Unsere letzten Stunden in Nordengland verbrachten wir in Lytham St. Annes, einem altmodischen Seebad in Lancashire.
Als wir aus dem Auto stiegen, steuerte ein älterer Herr auf mich zu. Er war wie aus dem Ei gepellt. Einer von der Sorte, bei der man denkt, er habe sich ausnahmsweise fein gemacht. Vielleicht Landwirt, dachte ich. Weil er so aussah, als gehöre er zum Ensemble von „Der Doktor und das liebe Vieh“.
Ob ich ihm behilflich sein könne, fragte er und zeigte zum Parkautomaten. „Ich bekomme es leider nicht hin. Ich habe so etwas nämlich noch nie bedient.“
Ich murmelte etwas von „complete stranger myself“ und hoffte inständig, dass das Ding bei mir funktionieren würde. Ich wollte diesen Herren, der noch nie in seinem Leben ein Parkticket gezogen hatte, auf gar keinen Fall enttäuschen.
Er reichte mir die abgezählten Münzen. Seine Hände waren nicht die Hände eines Schreibtisch-Mannes. Das Ticket zu ziehen, bekam ich tiptop geregelt. Es war ein ganz normaler Parkautomat.
Als er mich dafür überschwänglich lobte und mich „my love“ nannte und sagte, ich habe seinen Tag gerettet, denn ohne mich hätte er zweifelsohne den wunderschönen Nachmittag auf dem Parkplatz verbringen müssen – rührte mich das halb zu Tode.

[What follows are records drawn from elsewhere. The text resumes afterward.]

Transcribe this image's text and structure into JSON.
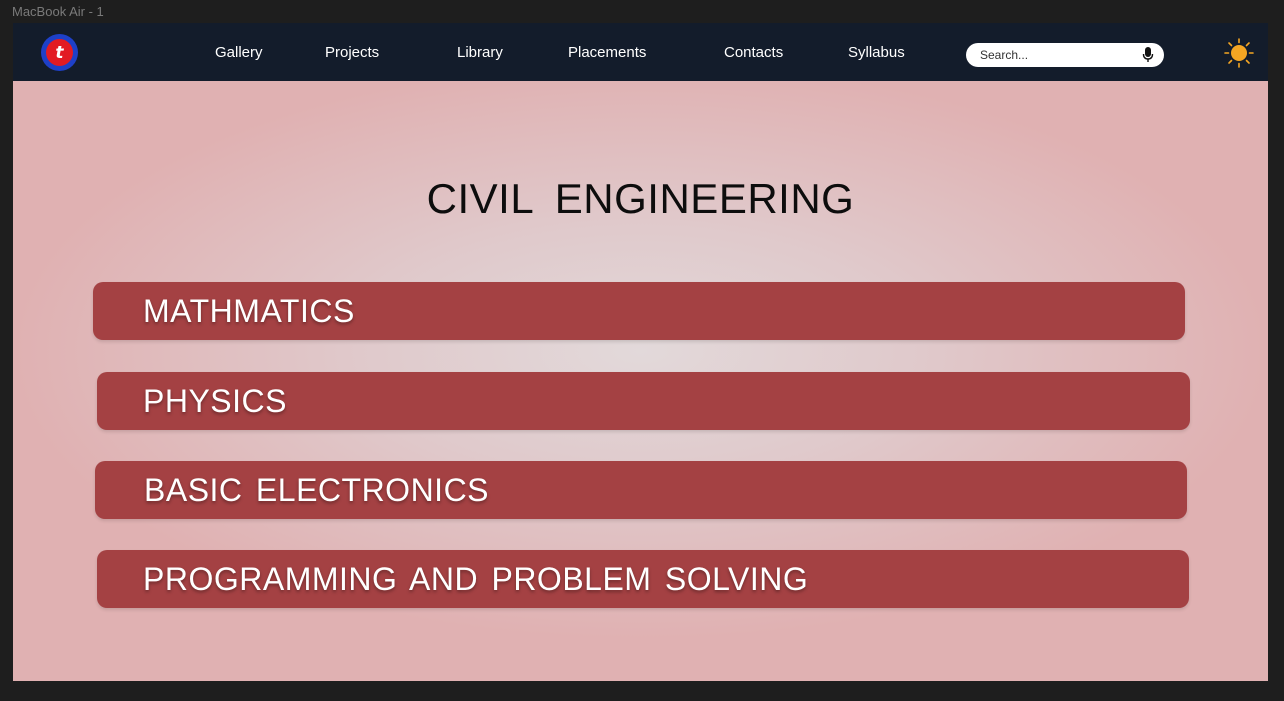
{
  "frame_label": "MacBook Air - 1",
  "logo": {
    "text": "t",
    "icon": "college-logo-icon"
  },
  "nav": {
    "links": [
      "Gallery",
      "Projects",
      "Library",
      "Placements",
      "Contacts",
      "Syllabus"
    ]
  },
  "search": {
    "placeholder": "Search...",
    "value": "",
    "icon": "microphone-icon"
  },
  "theme_toggle": {
    "icon": "sun-icon",
    "color": "#f5a623"
  },
  "page": {
    "title": "CIVIL  ENGINEERING"
  },
  "subjects": [
    "MATHMATICS",
    "PHYSICS",
    "BASIC  ELECTRONICS",
    "PROGRAMMING AND PROBLEM SOLVING"
  ],
  "colors": {
    "navbar": "#131c2b",
    "subject_button": "#a44143",
    "background_edge": "#e0b1b2",
    "background_center": "#e2d9da"
  }
}
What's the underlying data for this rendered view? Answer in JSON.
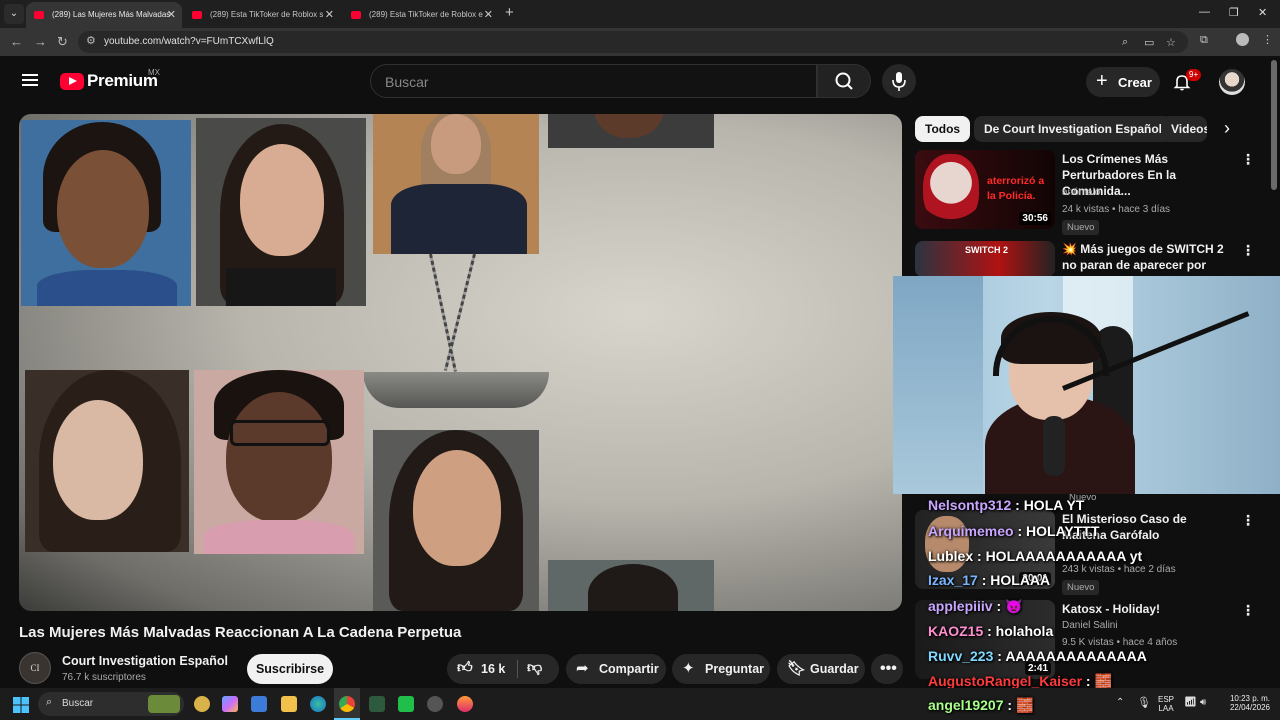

Und ich wurde leicht wehmütig. Weil dies unser letzter Spaziergang in Nordengland war.
Am Strand von St. Annes
Es war wirklich ein wunderschöner Nachmittag. Warm und windstill. Auf der Promenade reckten vereinzelte Herrschaften die Gesichter zur Sonne wie zufriedene Wasserschildkröten.
Ein Schild am Strandzugang verbot das Mitbringen von Alkohol. Blackpool schien nicht Meilen sondern Lichtjahre entfernt.
Und ich dachte an die vielen Mini-Bekanntschaften, die wir in den vergangenen Tagen gemacht hatten. Nur kurze Gespräche zumeist. Doch die hatten uns so seltsam nachdrücklich berührt.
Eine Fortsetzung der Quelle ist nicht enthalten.